Christopher Taylor on his way to winning the 400m at the IAAF World Youth Championships, Cali 2015 (Getty Images) © Copyright
Preview Tampere, Finland

Preview: men’s 400m – IAAF World U20 Championships Tampere 2018

For a nation accustomed to dominating the sprints over the past decade, a tally of four medals from the IAAF World Championships in London caused some recrimination and soul searching in the Jamaican ranks last summer. 

But it would not be an exaggeration to describe 18-year-old Christopher Taylor as a superstar in the making. Taylor has been on the radar for a few seasons – and expectations have been high in Jamaica – and he has been breaking records across the board this season. The championship record of 44.66 isn’t too far away either.

Taylor’s progression hasn’t followed a linear pattern but he broke his three-year-old 400m PB of 45.27 with 44.88 to win the senior title at the Jamaican Championships, taking the national U20 record with it.
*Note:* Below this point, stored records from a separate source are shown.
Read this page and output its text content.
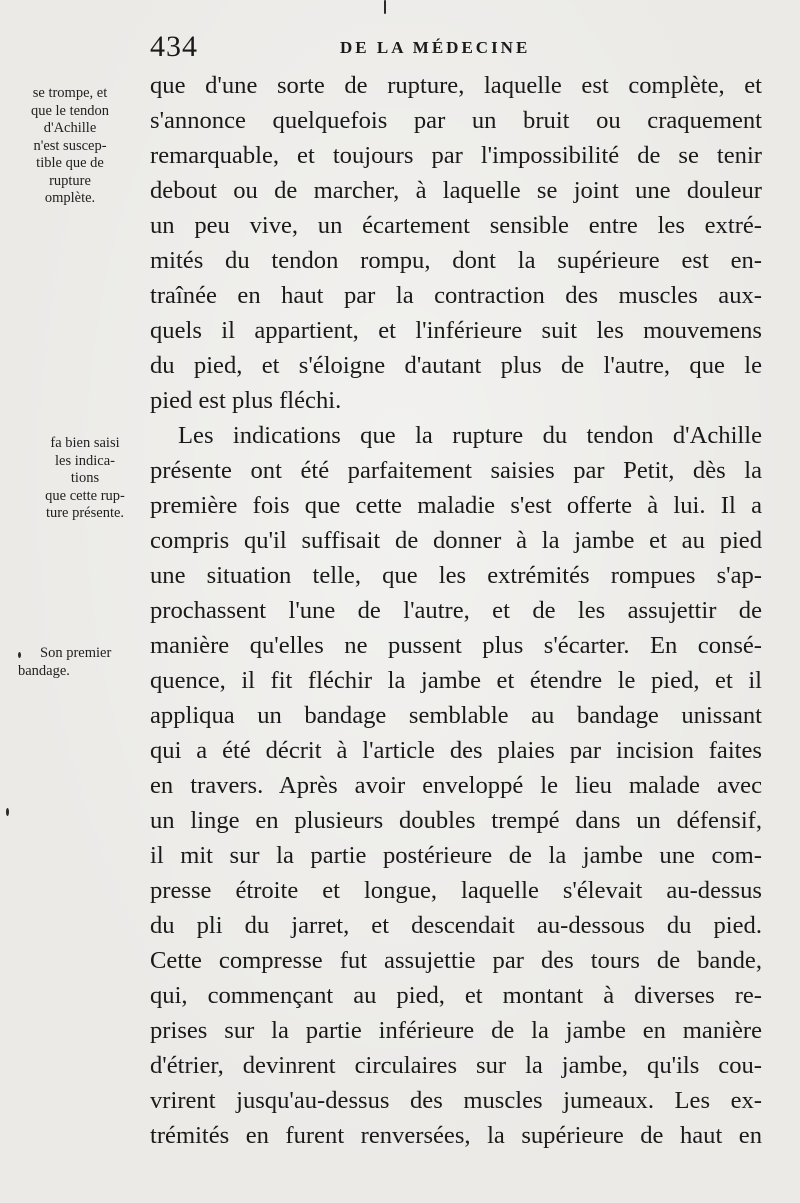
434	DE LA MÉDECINE
se trompe, et
que le tendon
d'Achille
n'est suscep-
tible que de
rupture
omplète.
fa bien saisi
les indica-
tions
que cette rup-
ture présente.
Son premier
bandage.
que d'une sorte de rupture, laquelle est complète, et
s'annonce quelquefois par un bruit ou craquement
remarquable, et toujours par l'impossibilité de se tenir
debout ou de marcher, à laquelle se joint une douleur
un peu vive, un écartement sensible entre les extré-
mités du tendon rompu, dont la supérieure est en-
traînée en haut par la contraction des muscles aux-
quels il appartient, et l'inférieure suit les mouvemens
du pied, et s'éloigne d'autant plus de l'autre, que le
pied est plus fléchi.
Les indications que la rupture du tendon d'Achille
présente ont été parfaitement saisies par Petit, dès la
première fois que cette maladie s'est offerte à lui. Il a
compris qu'il suffisait de donner à la jambe et au pied
une situation telle, que les extrémités rompues s'ap-
prochassent l'une de l'autre, et de les assujettir de
manière qu'elles ne pussent plus s'écarter. En consé-
quence, il fit fléchir la jambe et étendre le pied, et il
appliqua un bandage semblable au bandage unissant
qui a été décrit à l'article des plaies par incision faites
en travers. Après avoir enveloppé le lieu malade avec
un linge en plusieurs doubles trempé dans un défensif,
il mit sur la partie postérieure de la jambe une com-
presse étroite et longue, laquelle s'élevait au-dessus
du pli du jarret, et descendait au-dessous du pied.
Cette compresse fut assujettie par des tours de bande,
qui, commençant au pied, et montant à diverses re-
prises sur la partie inférieure de la jambe en manière
d'étrier, devinrent circulaires sur la jambe, qu'ils cou-
vrirent jusqu'au-dessus des muscles jumeaux. Les ex-
trémités en furent renversées, la supérieure de haut en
He also equalled Yohan Blake’s national U20 100m record of 10.11 in his final race before travelling out to Tampere.

While Usain Bolt’s national U20 200m record of 19.93 is almost certainly safe, Taylor also leads the world U20 lists with 20.35. The Calabar High School student upset a field including LaShawn Merritt and Anaso Jobodwana over the same distance to win at the Kingston Invitational. 

A Jamaican one-two is by no means out of the question with Jamaican athletes filling four of the top five places on the world U20 lists. Nigeria’s Emmanuel Bamidele is third with 45.28 but he isn’t competing in Tampere.

The US challenge is led by national U20 champion Howard Fields – also known as Trey – who ran a 45.50 PB to win the title from Umajesty Williams’ 45.96.

Other medal contenders include Asian U20 champion Aruna Dharshana from Sri Lanka, Japan’s Yoshinobu Imoto and Jonathan Sacoor, who was part of Belgium’s bronze medal-winning team at the IAAF World Indoor Championships in Birmingham.

In total, 12 athletes on the entry list have season’s bests of 46 seconds and faster.